Underwater images, as a crucial medium for storing ocean information in underwater sensors, play a vital role in various underwater tasks. However, they are prone to distortion due to the imaging environment, which leads to a decline in visual quality, which is an urgent issue for various marine vision systems to address. Therefore, it is necessary to develop underwater image enhancement (UIE) and corresponding quality assessment methods. At present, most underwater image quality assessment (UIQA) methods primarily rely on extracting handcrafted features that characterize degradation attributes, which struggle to measure complex mixed distortions and often exhibit discrepancies with human visual perception in practical applications. Furthermore, current UIQA methods lack the consideration of the perception perspective of enhanced effects. To this end, this paper employs luminance and saliency priors as critical visual information for the first time to measure the enhancement effect of global and local quality achieved by the UIE algorithms, named JLSAU. The proposed JLSAU is built upon an overall pyramid-structured backbone, supplemented by the Luminance Feature Extraction Module (LFEM) and Saliency Weight Learning Module (SWLM), which aim at obtaining perception features with luminance and saliency priors at multiple scales.

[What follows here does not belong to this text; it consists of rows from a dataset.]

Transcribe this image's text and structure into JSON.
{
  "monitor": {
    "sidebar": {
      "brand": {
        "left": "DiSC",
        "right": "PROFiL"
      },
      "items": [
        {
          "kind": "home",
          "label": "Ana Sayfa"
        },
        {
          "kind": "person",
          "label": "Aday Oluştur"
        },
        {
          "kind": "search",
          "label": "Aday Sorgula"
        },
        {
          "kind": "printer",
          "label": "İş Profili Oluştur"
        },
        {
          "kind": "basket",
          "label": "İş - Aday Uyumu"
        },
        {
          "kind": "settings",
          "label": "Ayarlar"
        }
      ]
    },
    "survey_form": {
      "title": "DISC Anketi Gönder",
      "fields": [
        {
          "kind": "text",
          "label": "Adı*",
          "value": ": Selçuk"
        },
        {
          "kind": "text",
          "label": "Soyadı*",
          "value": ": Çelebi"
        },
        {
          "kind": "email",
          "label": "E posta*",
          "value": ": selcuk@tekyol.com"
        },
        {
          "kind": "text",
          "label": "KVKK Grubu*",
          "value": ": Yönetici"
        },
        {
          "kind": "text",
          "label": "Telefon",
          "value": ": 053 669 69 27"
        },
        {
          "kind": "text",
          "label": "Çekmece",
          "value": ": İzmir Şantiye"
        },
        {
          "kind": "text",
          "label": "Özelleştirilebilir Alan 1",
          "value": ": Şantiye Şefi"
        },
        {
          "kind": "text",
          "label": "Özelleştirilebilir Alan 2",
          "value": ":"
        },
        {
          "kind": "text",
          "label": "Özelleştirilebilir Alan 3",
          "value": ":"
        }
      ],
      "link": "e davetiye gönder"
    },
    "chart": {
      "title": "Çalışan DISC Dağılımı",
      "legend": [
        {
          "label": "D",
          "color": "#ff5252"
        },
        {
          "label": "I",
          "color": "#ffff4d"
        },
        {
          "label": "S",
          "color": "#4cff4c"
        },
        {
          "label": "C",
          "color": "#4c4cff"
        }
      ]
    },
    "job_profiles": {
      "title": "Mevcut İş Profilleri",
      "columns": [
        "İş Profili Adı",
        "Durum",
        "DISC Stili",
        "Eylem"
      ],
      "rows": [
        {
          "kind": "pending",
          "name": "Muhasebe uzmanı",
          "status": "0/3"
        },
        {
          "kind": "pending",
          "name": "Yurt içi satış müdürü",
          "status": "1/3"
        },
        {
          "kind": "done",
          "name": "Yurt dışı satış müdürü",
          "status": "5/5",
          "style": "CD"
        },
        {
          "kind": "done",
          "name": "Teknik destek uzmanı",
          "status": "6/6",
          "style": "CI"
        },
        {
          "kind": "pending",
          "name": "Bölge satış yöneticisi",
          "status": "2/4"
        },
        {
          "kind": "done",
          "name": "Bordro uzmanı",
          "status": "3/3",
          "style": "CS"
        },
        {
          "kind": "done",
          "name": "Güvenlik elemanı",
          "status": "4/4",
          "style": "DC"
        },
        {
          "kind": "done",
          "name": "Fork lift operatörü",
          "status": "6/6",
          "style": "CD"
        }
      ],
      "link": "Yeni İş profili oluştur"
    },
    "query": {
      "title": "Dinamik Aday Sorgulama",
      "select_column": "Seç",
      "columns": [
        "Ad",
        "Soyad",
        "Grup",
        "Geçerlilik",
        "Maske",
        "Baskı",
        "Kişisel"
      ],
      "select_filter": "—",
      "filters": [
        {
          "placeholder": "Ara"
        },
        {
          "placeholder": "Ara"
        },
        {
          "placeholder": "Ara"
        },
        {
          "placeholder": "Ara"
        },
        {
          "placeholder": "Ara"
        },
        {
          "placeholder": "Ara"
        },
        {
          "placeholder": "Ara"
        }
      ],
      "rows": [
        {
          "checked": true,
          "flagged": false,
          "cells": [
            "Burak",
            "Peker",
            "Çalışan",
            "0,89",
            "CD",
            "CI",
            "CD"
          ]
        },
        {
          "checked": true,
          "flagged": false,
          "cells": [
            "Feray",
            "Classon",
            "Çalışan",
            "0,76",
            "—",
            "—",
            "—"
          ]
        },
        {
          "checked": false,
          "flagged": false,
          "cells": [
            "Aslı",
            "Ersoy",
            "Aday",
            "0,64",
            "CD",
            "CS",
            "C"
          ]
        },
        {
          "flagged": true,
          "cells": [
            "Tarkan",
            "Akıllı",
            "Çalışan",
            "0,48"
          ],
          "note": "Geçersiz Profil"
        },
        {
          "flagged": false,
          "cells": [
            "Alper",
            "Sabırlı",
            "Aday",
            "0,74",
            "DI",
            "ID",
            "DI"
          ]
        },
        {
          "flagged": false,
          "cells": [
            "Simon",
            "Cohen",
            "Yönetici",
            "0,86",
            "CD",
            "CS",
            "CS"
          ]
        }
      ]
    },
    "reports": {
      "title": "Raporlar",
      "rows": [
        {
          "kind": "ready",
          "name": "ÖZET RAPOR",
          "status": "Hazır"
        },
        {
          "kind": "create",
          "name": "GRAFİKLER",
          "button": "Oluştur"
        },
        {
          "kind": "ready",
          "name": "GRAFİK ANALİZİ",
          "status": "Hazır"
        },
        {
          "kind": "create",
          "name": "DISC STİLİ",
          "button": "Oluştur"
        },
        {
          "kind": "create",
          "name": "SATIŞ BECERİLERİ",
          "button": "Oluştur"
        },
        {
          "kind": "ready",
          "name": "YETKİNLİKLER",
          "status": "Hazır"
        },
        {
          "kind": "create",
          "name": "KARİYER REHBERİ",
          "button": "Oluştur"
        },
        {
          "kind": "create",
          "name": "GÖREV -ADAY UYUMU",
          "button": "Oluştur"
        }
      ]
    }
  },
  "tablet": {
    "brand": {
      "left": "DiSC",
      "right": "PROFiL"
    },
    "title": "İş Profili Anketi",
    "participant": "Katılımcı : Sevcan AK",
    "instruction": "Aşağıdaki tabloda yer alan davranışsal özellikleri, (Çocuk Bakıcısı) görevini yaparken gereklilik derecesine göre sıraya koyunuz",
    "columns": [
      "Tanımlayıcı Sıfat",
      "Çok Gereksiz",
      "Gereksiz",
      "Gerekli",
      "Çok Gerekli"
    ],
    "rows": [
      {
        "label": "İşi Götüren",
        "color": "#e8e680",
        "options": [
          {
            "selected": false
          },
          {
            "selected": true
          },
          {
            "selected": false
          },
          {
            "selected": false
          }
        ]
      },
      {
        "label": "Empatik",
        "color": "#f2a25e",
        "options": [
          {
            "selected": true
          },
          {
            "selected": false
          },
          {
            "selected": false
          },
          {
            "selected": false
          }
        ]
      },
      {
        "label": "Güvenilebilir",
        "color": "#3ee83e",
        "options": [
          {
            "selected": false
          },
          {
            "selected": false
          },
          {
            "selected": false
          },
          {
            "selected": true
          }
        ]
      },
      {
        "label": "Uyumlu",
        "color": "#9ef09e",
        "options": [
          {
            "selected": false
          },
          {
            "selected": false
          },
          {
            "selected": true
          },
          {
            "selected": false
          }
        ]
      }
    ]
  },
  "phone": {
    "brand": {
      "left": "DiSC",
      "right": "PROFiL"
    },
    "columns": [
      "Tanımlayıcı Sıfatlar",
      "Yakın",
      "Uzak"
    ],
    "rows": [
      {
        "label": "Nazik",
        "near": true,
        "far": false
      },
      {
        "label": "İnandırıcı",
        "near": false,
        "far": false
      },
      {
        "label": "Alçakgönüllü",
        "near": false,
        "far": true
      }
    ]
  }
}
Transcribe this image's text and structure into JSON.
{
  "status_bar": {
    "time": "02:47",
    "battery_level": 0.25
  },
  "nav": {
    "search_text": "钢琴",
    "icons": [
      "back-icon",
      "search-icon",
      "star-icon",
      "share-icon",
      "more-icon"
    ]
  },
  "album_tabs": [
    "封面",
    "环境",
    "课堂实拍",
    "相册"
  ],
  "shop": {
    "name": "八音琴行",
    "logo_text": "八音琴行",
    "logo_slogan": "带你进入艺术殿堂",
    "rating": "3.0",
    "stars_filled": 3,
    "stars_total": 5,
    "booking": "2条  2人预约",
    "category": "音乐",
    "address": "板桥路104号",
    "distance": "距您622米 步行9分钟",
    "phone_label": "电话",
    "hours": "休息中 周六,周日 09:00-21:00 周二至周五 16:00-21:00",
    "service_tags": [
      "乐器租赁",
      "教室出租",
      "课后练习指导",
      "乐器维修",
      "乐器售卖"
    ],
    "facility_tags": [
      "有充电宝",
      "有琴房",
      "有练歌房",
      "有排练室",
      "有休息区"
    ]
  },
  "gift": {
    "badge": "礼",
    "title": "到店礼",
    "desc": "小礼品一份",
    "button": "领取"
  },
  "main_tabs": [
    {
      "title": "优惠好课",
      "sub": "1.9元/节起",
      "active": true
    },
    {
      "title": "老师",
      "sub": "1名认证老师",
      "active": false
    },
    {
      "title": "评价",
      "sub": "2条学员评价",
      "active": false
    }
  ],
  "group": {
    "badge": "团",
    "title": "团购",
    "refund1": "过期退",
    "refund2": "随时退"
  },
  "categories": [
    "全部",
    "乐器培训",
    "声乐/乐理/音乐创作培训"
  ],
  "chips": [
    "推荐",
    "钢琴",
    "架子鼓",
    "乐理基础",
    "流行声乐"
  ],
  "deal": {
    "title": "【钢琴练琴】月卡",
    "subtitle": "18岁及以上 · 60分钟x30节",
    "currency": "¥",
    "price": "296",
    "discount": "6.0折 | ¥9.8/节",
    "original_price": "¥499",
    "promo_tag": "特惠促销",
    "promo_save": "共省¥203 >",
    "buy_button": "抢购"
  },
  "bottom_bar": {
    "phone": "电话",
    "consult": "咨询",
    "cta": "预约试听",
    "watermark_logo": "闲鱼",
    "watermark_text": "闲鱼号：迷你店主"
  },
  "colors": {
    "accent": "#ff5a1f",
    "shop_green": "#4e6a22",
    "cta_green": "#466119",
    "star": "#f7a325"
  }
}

The supplement of luminance priors aims to perceive visually sensitive global distortion of luminance, including histogram statistical features and grayscale features with positional information. The supplement of saliency priors aims to perceive visual information that reflects local quality variation both in spatial and channel domains. Finally, to effectively model the relationship among different levels of visual information contained in the multi-scale features, the Attention Feature Fusion Module (AFFM) is proposed. Experimental results on the public UIQE and UWIQA datasets demonstrate that the proposed JLSAU outperforms existing state-of-the-art UIQA methods.